Executive Summary
- Japan is intentionally devaluing its currency through money printing. The recent boost in the Nikkei is simply the result of this flood of new money.
- Japan industry is now experiencing cost increases on two fronts: inflation of the money supply, and rising prices on the global market for commodities.
- Rising bond rates are all but guaranteed.
- Gold vs. the yen is surging and will pick up momentum from here
- The ten predictable events that will happen next, as the unavoidable Japan disaster unfolds
If you have not yet read Part I: The Arrival of Japan's Sunset available free to all readers, please click here to read it first.
In Part II we explain why Japan has unequivocally entered the terminal phase of its 20-year reflationary experiment.
Further “abundance” harvesting from this point forward will be difficult if not impossible.
Is the devaluation of the yen really the successful technology that will fool nature? We think not. The outcome will have spectacular implications for many global assets, ranging from real estate, to stock markets, to oil and gold.
Observers of Japan from this point forward should be sober about the threshold the country has now crossed. Japan has effectively said to the world: Go ahead, make my day. Sell our currency, give us inflation, and get out of our bonds.

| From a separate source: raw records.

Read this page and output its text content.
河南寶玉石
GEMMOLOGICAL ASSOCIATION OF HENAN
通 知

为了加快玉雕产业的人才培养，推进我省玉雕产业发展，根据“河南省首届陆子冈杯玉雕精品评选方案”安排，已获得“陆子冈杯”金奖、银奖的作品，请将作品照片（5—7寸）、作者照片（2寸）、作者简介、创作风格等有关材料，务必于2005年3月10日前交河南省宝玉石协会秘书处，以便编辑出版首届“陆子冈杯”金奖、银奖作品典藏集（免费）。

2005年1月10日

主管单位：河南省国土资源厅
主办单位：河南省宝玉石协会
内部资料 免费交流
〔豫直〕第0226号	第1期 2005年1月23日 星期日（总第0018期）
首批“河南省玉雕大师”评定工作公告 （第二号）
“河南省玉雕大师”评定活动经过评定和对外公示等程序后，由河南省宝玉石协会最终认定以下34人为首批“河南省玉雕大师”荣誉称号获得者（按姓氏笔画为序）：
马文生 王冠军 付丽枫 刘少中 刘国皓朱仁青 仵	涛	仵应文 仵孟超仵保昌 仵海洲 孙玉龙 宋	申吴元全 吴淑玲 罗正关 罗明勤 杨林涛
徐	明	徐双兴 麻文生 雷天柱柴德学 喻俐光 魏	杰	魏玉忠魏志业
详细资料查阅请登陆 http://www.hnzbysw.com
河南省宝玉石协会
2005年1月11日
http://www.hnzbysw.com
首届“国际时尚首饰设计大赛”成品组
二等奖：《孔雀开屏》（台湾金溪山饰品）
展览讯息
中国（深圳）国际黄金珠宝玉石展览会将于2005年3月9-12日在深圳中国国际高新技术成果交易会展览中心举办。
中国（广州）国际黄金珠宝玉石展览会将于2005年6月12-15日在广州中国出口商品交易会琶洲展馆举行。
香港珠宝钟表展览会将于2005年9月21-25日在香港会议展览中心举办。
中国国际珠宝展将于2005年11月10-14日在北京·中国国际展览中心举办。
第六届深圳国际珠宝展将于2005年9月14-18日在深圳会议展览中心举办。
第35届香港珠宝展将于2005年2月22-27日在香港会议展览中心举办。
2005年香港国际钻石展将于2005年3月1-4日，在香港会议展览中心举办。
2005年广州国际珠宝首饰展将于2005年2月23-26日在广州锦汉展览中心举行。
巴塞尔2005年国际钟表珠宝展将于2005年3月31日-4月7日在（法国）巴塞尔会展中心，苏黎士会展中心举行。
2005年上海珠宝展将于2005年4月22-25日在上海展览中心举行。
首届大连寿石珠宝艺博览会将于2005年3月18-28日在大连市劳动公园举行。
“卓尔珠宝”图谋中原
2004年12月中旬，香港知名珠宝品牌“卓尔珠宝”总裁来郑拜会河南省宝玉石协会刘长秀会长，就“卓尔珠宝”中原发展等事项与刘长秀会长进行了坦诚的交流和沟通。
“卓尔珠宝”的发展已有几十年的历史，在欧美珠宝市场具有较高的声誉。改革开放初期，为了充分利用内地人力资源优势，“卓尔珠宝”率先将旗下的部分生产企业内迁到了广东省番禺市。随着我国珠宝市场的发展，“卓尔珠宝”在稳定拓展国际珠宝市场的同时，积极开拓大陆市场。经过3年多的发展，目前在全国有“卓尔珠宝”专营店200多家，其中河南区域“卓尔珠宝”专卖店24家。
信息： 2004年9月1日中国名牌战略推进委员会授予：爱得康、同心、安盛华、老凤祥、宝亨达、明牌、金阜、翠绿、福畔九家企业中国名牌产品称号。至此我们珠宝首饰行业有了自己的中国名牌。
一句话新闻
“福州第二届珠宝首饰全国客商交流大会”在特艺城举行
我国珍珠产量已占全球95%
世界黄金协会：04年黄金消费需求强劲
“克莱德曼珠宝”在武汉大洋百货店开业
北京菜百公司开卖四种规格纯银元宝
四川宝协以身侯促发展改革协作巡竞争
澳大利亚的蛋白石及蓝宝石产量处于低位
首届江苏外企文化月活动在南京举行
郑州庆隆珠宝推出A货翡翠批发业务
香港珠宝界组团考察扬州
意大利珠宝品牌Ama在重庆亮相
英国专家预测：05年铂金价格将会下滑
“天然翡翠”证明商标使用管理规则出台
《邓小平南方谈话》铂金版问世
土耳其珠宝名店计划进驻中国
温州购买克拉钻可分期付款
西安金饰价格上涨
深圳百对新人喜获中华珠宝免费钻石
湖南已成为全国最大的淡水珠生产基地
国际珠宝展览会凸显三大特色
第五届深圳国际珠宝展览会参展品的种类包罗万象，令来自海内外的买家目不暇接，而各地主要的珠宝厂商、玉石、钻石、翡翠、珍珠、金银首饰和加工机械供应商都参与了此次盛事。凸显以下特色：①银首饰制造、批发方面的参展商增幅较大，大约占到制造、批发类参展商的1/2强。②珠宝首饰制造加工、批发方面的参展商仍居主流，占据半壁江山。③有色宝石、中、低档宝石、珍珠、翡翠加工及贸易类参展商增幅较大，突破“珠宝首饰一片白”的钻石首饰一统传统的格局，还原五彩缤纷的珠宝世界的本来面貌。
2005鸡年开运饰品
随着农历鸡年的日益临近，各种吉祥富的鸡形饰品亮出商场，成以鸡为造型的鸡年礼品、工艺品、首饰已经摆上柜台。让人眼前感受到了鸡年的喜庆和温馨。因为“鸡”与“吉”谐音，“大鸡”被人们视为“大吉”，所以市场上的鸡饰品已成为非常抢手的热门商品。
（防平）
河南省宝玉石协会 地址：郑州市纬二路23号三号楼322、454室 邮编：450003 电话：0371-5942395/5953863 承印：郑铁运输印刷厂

Japan has indeed taken to heart the Krugman dictum, and committed to irresponsibility.
The Nikkei for Kids
In order to be genuinely thrilled about the recent stock market action in the Nikkei, you really have to believe this is not another bear market rally (from extremely low levels). You also have to believe that somehow Japan, by aggressive devaluation, will actually solve its problems.
From a monetarist's standpoint, Japan’s only problems are those to be found on paper. Ergo, by devaluing its currency it will therefore boost exports, ease the burden of its debt load, and possibly even raise wages. The thesis, embraced by expansionist economists, is that Japan should indeed export inflation and allow global market participants to decide how much Yen, and how much Yen-denominated debt, they want to hold.
The initial global response has of course been swift and strong.